Daily Archives: September 6, 2020

Sensationalist

I am a sensationalist. Not in the traditional sense of the word, but rather as one who loves sensations.

Hot on the heels of a post entitled On Being A Weirdo I shall allow that as a child, I would lie on a raft tethered to the bottom of the pond in our back yard, waiting for the sunfish to school. Once a sufficient number of fish had gathered, I would jump smack into the middle of them, because I loved that feeling of having them shoot up my body.

And substances. The very thing that most people wish to avoid, I crave. When I was a teen, my stepbrother enlisted in the army and went through basic training. He later shared that the guys in his regiment would get drunk and then hang one foot out of bed so that it touched the floor in order to stop the spinning.

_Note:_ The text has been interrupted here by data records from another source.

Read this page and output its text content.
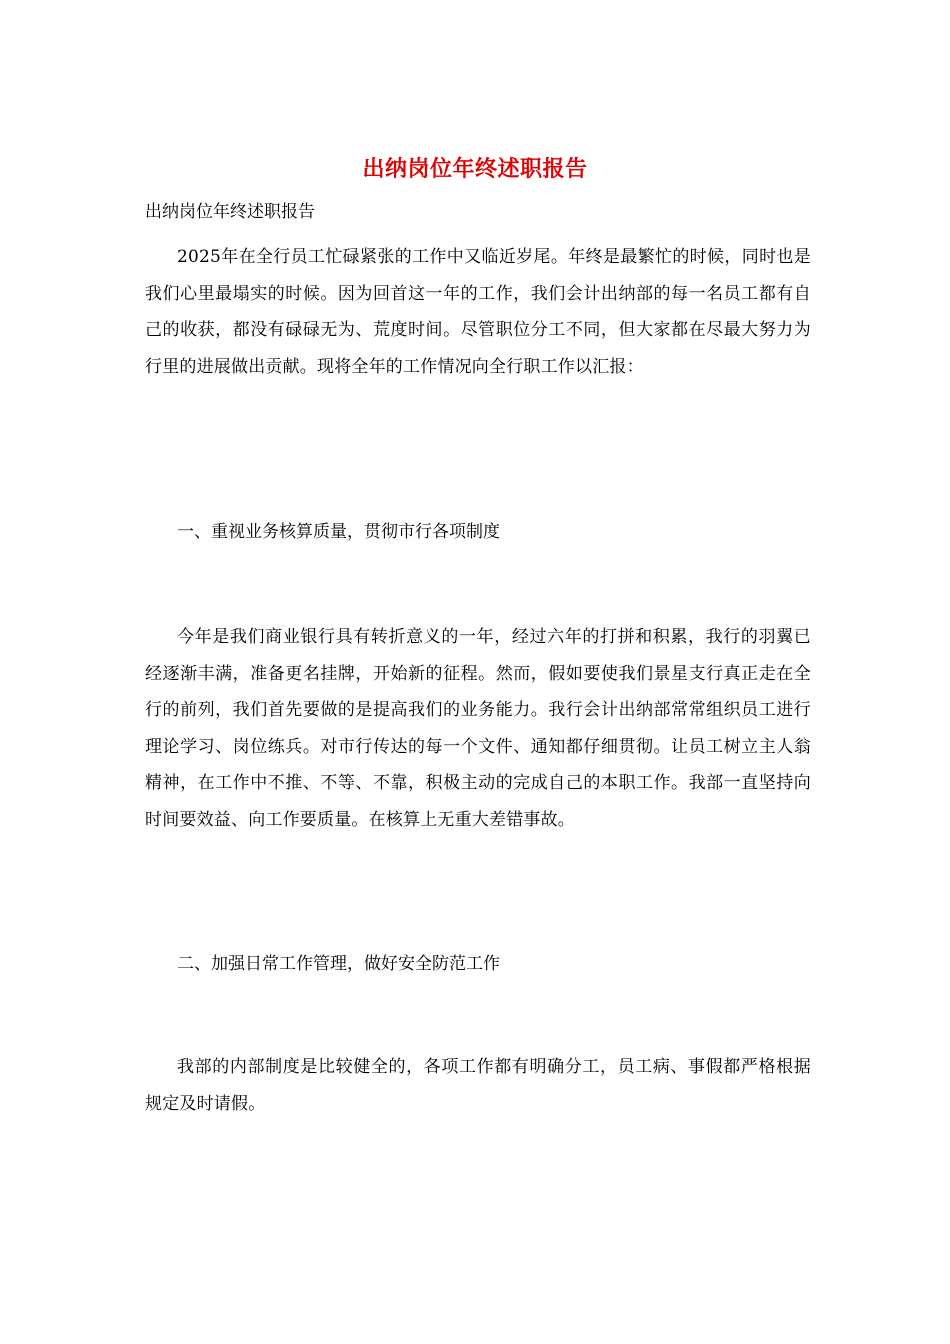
出纳岗位年终述职报告
出纳岗位年终述职报告
2025年在全行员工忙碌紧张的工作中又临近岁尾。年终是最繁忙的时候，同时也是我们心里最塌实的时候。因为回首这一年的工作，我们会计出纳部的每一名员工都有自己的收获，都没有碌碌无为、荒度时间。尽管职位分工不同，但大家都在尽最大努力为行里的进展做出贡献。现将全年的工作情况向全行职工作以汇报：
一、重视业务核算质量，贯彻市行各项制度
今年是我们商业银行具有转折意义的一年，经过六年的打拼和积累，我行的羽翼已经逐渐丰满，准备更名挂牌，开始新的征程。然而，假如要使我们景星支行真正走在全行的前列，我们首先要做的是提高我们的业务能力。我行会计出纳部常常组织员工进行理论学习、岗位练兵。对市行传达的每一个文件、通知都仔细贯彻。让员工树立主人翁精神，在工作中不推、不等、不靠，积极主动的完成自己的本职工作。我部一直坚持向时间要效益、向工作要质量。在核算上无重大差错事故。
二、加强日常工作管理，做好安全防范工作
我部的内部制度是比较健全的，各项工作都有明确分工，员工病、事假都严格根据规定及时请假。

I love that feeling–spinning–as if someone has ahold of my ankles and is twirling me through space. Hardly a deterrent to over-imbibing. And anesthesia–man, I love going under.

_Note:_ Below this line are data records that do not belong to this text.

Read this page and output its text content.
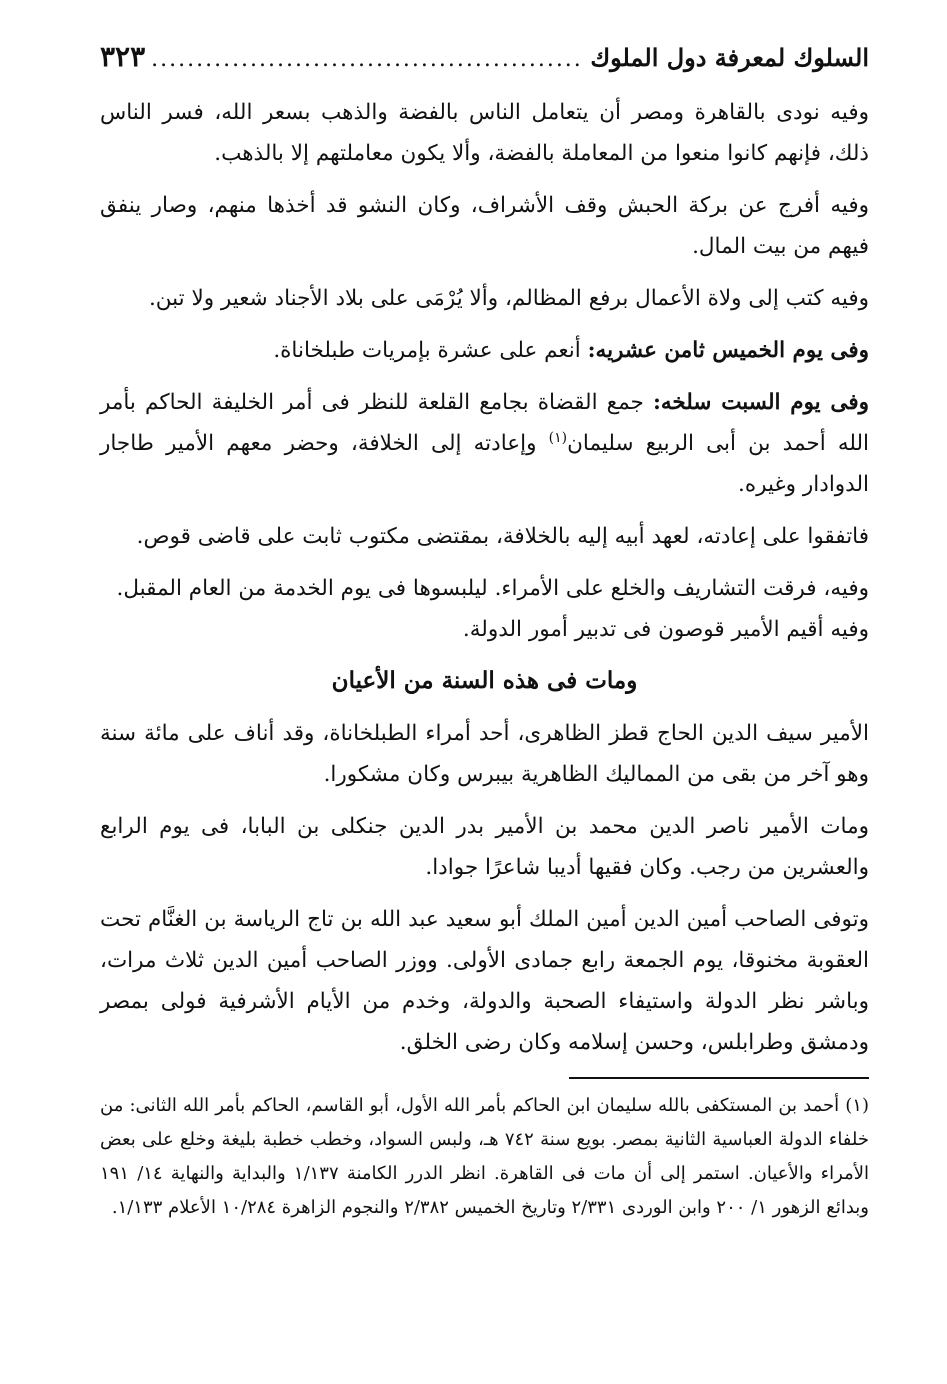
السلوك لمعرفة دول الملوك
.....
٣٢٣

وفيه نودى بالقاهرة ومصر أن يتعامل الناس بالفضة والذهب بسعر الله، فسر الناس ذلك، فإنهم كانوا منعوا من المعاملة بالفضة، وألا يكون معاملتهم إلا بالذهب.

وفيه أفرج عن بركة الحبش وقف الأشراف، وكان النشو قد أخذها منهم، وصار ينفق فيهم من بيت المال.

وفيه كتب إلى ولاة الأعمال برفع المظالم، وألا يُرْمَى على بلاد الأجناد شعير ولا تبن.

وفى يوم الخميس ثامن عشريه: أنعم على عشرة بإمريات طبلخاناة.

وفى يوم السبت سلخه: جمع القضاة بجامع القلعة للنظر فى أمر الخليفة الحاكم بأمر الله أحمد بن أبى الربيع سليمان$^{(١)}$ وإعادته إلى الخلافة، وحضر معهم الأمير طاجار الدوادار وغيره.

فاتفقوا على إعادته، لعهد أبيه إليه بالخلافة، بمقتضى مكتوب ثابت على قاضى قوص.

وفيه، فرقت التشاريف والخلع على الأمراء. ليلبسوها فى يوم الخدمة من العام المقبل.

وفيه أقيم الأمير قوصون فى تدبير أمور الدولة.

ومات فى هذه السنة من الأعيان

الأمير سيف الدين الحاج قطز الظاهرى، أحد أمراء الطبلخاناة، وقد أناف على مائة سنة وهو آخر من بقى من المماليك الظاهرية بيبرس وكان مشكورا.

ومات الأمير ناصر الدين محمد بن الأمير بدر الدين جنكلى بن البابا، فى يوم الرابع والعشرين من رجب. وكان فقيها أديبا شاعرًا جوادا.

وتوفى الصاحب أمين الدين أمين الملك أبو سعيد عبد الله بن تاج الرياسة بن الغنَّام تحت العقوبة مخنوقا، يوم الجمعة رابع جمادى الأولى. ووزر الصاحب أمين الدين ثلاث مرات، وباشر نظر الدولة واستيفاء الصحبة والدولة، وخدم من الأيام الأشرفية فولى بمصر ودمشق وطرابلس، وحسن إسلامه وكان رضى الخلق.

(١) أحمد بن المستكفى بالله سليمان ابن الحاكم بأمر الله الأول، أبو القاسم، الحاكم بأمر الله الثانى: من خلفاء الدولة العباسية الثانية بمصر. بويع سنة ٧٤٢ هـ، ولبس السواد، وخطب خطبة بليغة وخلع على بعض الأمراء والأعيان. استمر إلى أن مات فى القاهرة. انظر الدرر الكامنة ١/١٣٧ والبداية والنهاية ١٤/ ١٩١ وبدائع الزهور ١/ ٢٠٠ وابن الوردى ٢/٣٣١ وتاريخ الخميس ٢/٣٨٢ والنجوم الزاهرة ١٠/٢٨٤ الأعلام ١/١٣٣.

For garden variety thrills I roll all the windows down and crank the air conditioner in my car–the combo of hot/cold/wind.

It all makes me wonder if some of us are just hard-wired this way. Without a doubt I am also an adrenalin freak—speed (going fast, not the drug) has enormous appeal.

I suppose this love of sensation informs me as an artist. And it has taught me much about control and the lack thereof. If one wants to get to that place of raw feeling, they have to be willing to let go. This is useful in certain endeavors like skiing. And sex. If you want an over the top orgasm, you’ve got to cede control.

This feels foreign, but really, there is nothing more natural. Our brains are capable of so much more when left to their own devices. And sometimes we need a little nudge to disinhibit. Alcohol, weed, and for the hardcore experience, hallucinogens.

It’s called tripping for a reason. And although it may sound terrifying to those who’ve not experienced it, it is not. Our brain is a remarkable and underutilized organ. It is hungry for stimulus.

So there you go. A little bit more about me and my personal experience with recreational drugs. When it came time to make a decision as to whether or not to enroll in a first in human trial, this was a decided advantage. I am not risk averse. Quite the opposite, actually.